Ein Höhepunkt der sich immer auch als politisches Festival definierenden Berlinale war sicherlich die Premiere des Dokumentarfilms Courage von Aliaksei Paluyan, eine Nahaufnahme der Protestbewegung in Belarus gegen Machthaber Alexander Lukaschenko. Auf der Bühne erinnerte der Regisseur an die politischen Verfolgten und Gefangenen, „eine Flugstunde von Berlin entfernt“, und forderte das Publikum auf, die Fotografien der Inhaftierten hochzuhalten. Hunderte folgen dem Aufruf.

Die 1979 geborene Alice Diop, deren Eltern aus dem Senegal stammen, erhielt für ihren Banlieue-Dokumentarfilm Nous gleich zwei Preise und widmete ihn denen, die sonst unsichtbar bleiben.

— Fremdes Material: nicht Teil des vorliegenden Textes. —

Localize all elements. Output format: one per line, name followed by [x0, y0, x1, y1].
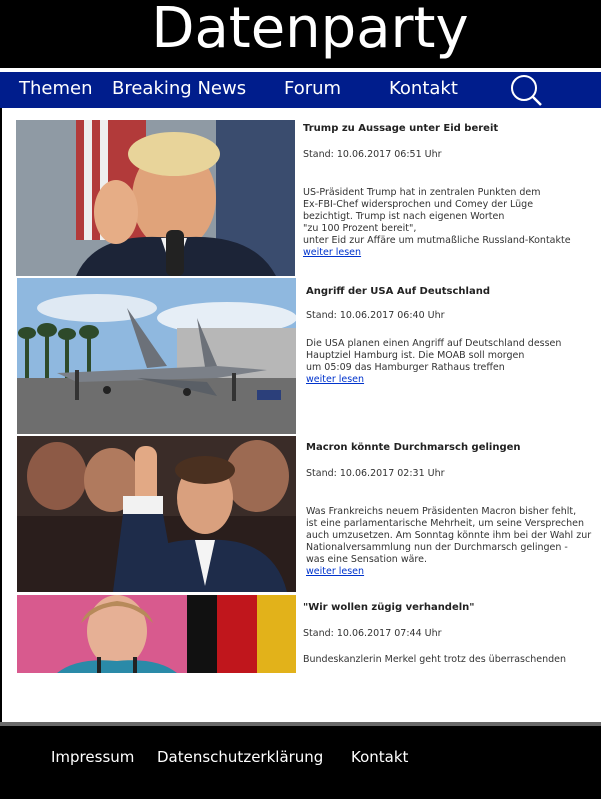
- footer-link-impressum[interactable]: Impressum: [51, 748, 134, 766]
- article-image-merkel[interactable]: [17, 595, 296, 673]
- article-body: Was Frankreichs neuem Präsidenten Macron…: [306, 506, 592, 565]
- page: Datenparty Themen Breaking News Forum Ko…: [0, 0, 601, 799]
- nav-item-forum[interactable]: Forum: [284, 78, 341, 99]
- site-title: Datenparty: [151, 0, 469, 61]
- article-body: Die USA planen einen Angriff auf Deutsch…: [306, 338, 562, 373]
- article-body: US-Präsident Trump hat in zentralen Punk…: [303, 187, 571, 246]
- article-text: Angriff der USA Auf Deutschland Stand: 1…: [306, 286, 599, 386]
- article-text: "Wir wollen zügig verhandeln" Stand: 10.…: [303, 602, 599, 666]
- article-image-fighter-jet[interactable]: [17, 278, 296, 434]
- article-date: Stand: 10.06.2017 07:44 Uhr: [303, 628, 442, 639]
- article-text: Macron könnte Durchmarsch gelingen Stand…: [306, 442, 599, 578]
- article-card: Angriff der USA Auf Deutschland Stand: 1…: [2, 278, 601, 434]
- read-more-link[interactable]: weiter lesen: [303, 247, 599, 259]
- article-title[interactable]: Angriff der USA Auf Deutschland: [306, 286, 599, 298]
- nav-item-breaking-news[interactable]: Breaking News: [112, 78, 246, 99]
- article-body: Bundeskanzlerin Merkel geht trotz des üb…: [303, 654, 566, 665]
- article-list: Trump zu Aussage unter Eid bereit Stand:…: [2, 108, 601, 722]
- article-date: Stand: 10.06.2017 02:31 Uhr: [306, 468, 445, 479]
- search-icon[interactable]: [508, 74, 544, 106]
- main-nav: Themen Breaking News Forum Kontakt: [0, 72, 601, 108]
- article-text: Trump zu Aussage unter Eid bereit Stand:…: [303, 123, 599, 259]
- nav-item-themen[interactable]: Themen: [19, 78, 93, 99]
- article-title[interactable]: Macron könnte Durchmarsch gelingen: [306, 442, 599, 454]
- footer-link-kontakt[interactable]: Kontakt: [351, 748, 408, 766]
- nav-item-kontakt[interactable]: Kontakt: [389, 78, 458, 99]
- article-card: "Wir wollen zügig verhandeln" Stand: 10.…: [2, 595, 601, 675]
- read-more-link[interactable]: weiter lesen: [306, 566, 599, 578]
- article-card: Macron könnte Durchmarsch gelingen Stand…: [2, 436, 601, 594]
- article-image-macron[interactable]: [17, 436, 296, 592]
- footer: Impressum Datenschutzerklärung Kontakt: [0, 726, 601, 799]
- article-card: Trump zu Aussage unter Eid bereit Stand:…: [2, 120, 601, 278]
- read-more-link[interactable]: weiter lesen: [306, 374, 599, 386]
- article-date: Stand: 10.06.2017 06:40 Uhr: [306, 310, 445, 321]
- article-image-trump[interactable]: [16, 120, 295, 276]
- header: Datenparty: [0, 0, 601, 70]
- article-date: Stand: 10.06.2017 06:51 Uhr: [303, 149, 442, 160]
- footer-link-datenschutz[interactable]: Datenschutzerklärung: [157, 748, 323, 766]
- article-title[interactable]: Trump zu Aussage unter Eid bereit: [303, 123, 599, 135]
- article-title[interactable]: "Wir wollen zügig verhandeln": [303, 602, 599, 614]
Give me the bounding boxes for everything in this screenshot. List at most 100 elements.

Und die junge ungarische Schauspielerin Lilla Kizlinger, ausgezeichnet für ihren Auftritt in Bence Fliegaufs Forest – I See You Everywhere, erinnerte an die Filmhochschule in Budapest, deren Autonomie von der Regierung Orbán ausgehebelt wurde. Für den wohl emotionalsten Moment des Abends sorgte der ungarische Regisseur Dénes Nagy, der den Regiepreis für Natural Light entgegennahm und die Auszeichnung seinem strengsten Kritiker widmete, dem eigenen Vater.

Ein Preis steht nun noch aus. Da die Zuschauer*innen bei der virtuellen Berlinale im März außen vor waren, wurde für diesen Ausnahmejahrgang eigens ein Publikumspreis für den Wettbewerb eingerichtet. Die Besucher*innen konnten über ihren Favoriten abstimmen, der Gewinnerfilm wird am kommenden Sonntag, dem letzten Festivaltag, noch einmal gezeigt.